Grundsätzlich ist die Energieeffizienz eines Transformators einer von mehreren Faktoren, die bei der Entwicklung optimiert werden sollen. Wie stark die Energieeffizienz hierbei gewichtet wird, hängt von den jeweiligen Prioritäten ab. Beispielsweise wäre die energetische Optimierung von Verteilnetztransformatoren sehr wünschenswert, da diese für viele Jahrzehnte im Betrieb bleiben, also im Laufe ihrer Lebensdauer enorm viel Energie verschwenden können. Jedoch liegen die Anschaffungskosten für bessere Transformatoren deutlich höher, und ihre Anwendung kann auch durch andere Aspekte behindert werden – beispielsweise durch einen etwas höheren Platzbedarf (also bei Umrüstungen u. U. die Notwendigkeit, entsprechend mehr Platz zu schaffen) und die bei manchen Bauarten (z. B. mit amorphem Kern) stärkere Geräuschentwicklung. Gewisse Mindeststandards für die Energieeffizienz von Verteilnetztransformatoren werden auch durch Normen festgelegt, die bisher aber wegen ihrer geringen Anforderungen meist kaum eine Lenkungswirkung entwickeln.

Anwendung von Transformatoren

Transformatoren sind sehr wichtig in der Energietechnik:

Steckernetzteile

Abbildung 2: Zwei typische Steckernetzteile. Das größere rechts enthält einen Transformator, das kleine leichte (links) ein Schaltnetzteil ohne Transformator.

Es kommen oft Transformatoren mit einem über Stufenschalter in engen Grenzen variablen Übersetzungsverhältnis zum Einsatz, um das Spannungsniveau bei Lastschwankungen regeln zu können. Solche regelbare Transformatoren werden eingesetzt, um die Spannungshaltung zu gewährleisten. Heute werden zunehmend regelbare Ortsnetztransformatoren verwendet, wo die Spannungshaltung aufgrund starker Einspeisungen dezentraler Erzeugungsanlagen schwieriger geworden ist.

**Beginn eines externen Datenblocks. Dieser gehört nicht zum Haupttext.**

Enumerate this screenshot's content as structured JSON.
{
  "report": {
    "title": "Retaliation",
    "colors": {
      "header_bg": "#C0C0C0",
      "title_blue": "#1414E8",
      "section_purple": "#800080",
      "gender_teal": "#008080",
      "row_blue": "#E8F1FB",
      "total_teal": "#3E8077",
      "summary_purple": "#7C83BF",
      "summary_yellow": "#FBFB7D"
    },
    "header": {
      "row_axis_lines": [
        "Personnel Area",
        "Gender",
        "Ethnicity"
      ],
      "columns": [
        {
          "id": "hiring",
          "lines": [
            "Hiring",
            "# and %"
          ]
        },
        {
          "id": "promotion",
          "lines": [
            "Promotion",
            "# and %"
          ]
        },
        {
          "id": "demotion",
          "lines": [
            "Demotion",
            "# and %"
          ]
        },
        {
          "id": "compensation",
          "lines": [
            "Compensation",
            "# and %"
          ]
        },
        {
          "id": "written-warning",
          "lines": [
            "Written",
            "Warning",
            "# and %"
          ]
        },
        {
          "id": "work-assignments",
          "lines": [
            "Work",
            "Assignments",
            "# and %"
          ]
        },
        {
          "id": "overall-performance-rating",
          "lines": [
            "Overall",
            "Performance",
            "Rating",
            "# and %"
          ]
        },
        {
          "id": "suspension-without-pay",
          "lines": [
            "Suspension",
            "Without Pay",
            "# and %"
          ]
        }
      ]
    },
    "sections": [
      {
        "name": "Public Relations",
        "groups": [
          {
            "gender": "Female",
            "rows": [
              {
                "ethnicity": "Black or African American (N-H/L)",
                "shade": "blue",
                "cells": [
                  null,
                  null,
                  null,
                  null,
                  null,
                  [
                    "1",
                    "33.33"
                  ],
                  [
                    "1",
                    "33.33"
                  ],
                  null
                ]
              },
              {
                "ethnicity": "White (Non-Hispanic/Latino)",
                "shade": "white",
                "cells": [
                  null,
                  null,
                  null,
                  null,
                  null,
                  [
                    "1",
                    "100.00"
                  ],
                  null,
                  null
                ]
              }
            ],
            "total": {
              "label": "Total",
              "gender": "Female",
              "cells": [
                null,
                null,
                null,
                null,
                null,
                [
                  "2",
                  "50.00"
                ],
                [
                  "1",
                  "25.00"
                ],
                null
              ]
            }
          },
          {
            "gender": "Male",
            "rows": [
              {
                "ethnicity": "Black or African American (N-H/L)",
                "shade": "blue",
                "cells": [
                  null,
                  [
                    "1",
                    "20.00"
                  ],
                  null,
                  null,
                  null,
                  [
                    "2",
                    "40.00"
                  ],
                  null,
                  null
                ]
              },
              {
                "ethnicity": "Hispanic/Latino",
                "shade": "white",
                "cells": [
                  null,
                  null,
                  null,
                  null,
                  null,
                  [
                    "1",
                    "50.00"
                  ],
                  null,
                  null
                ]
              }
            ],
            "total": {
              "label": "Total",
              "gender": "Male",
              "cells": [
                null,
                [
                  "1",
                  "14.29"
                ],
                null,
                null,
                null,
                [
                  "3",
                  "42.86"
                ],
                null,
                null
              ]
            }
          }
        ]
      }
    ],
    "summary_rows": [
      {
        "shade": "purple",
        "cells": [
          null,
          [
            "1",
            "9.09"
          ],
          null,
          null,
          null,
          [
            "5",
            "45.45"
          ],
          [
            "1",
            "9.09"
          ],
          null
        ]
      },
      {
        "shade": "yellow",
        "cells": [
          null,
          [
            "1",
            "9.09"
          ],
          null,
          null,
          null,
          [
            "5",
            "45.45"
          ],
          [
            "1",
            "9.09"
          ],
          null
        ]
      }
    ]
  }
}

Im Haushalt erzeugen diverse Niederspannungstransformatoren in Netzteilen noch niedrigere Spannungen von z. B. 12 V oder weniger für den Betrieb diverser Geräte. Beispielsweise gibt es Steckernetzteile mit Leistungen von wenigen Watt für den Betrieb kleiner elektronischer Geräte. Solche Steckernetzteile enthalten häufig einen kleinen Transformator; jedoch werden diese zunehmend durch noch kompaktere, leistungsfähigere und verlustärmere Schaltnetzteile abgelöst.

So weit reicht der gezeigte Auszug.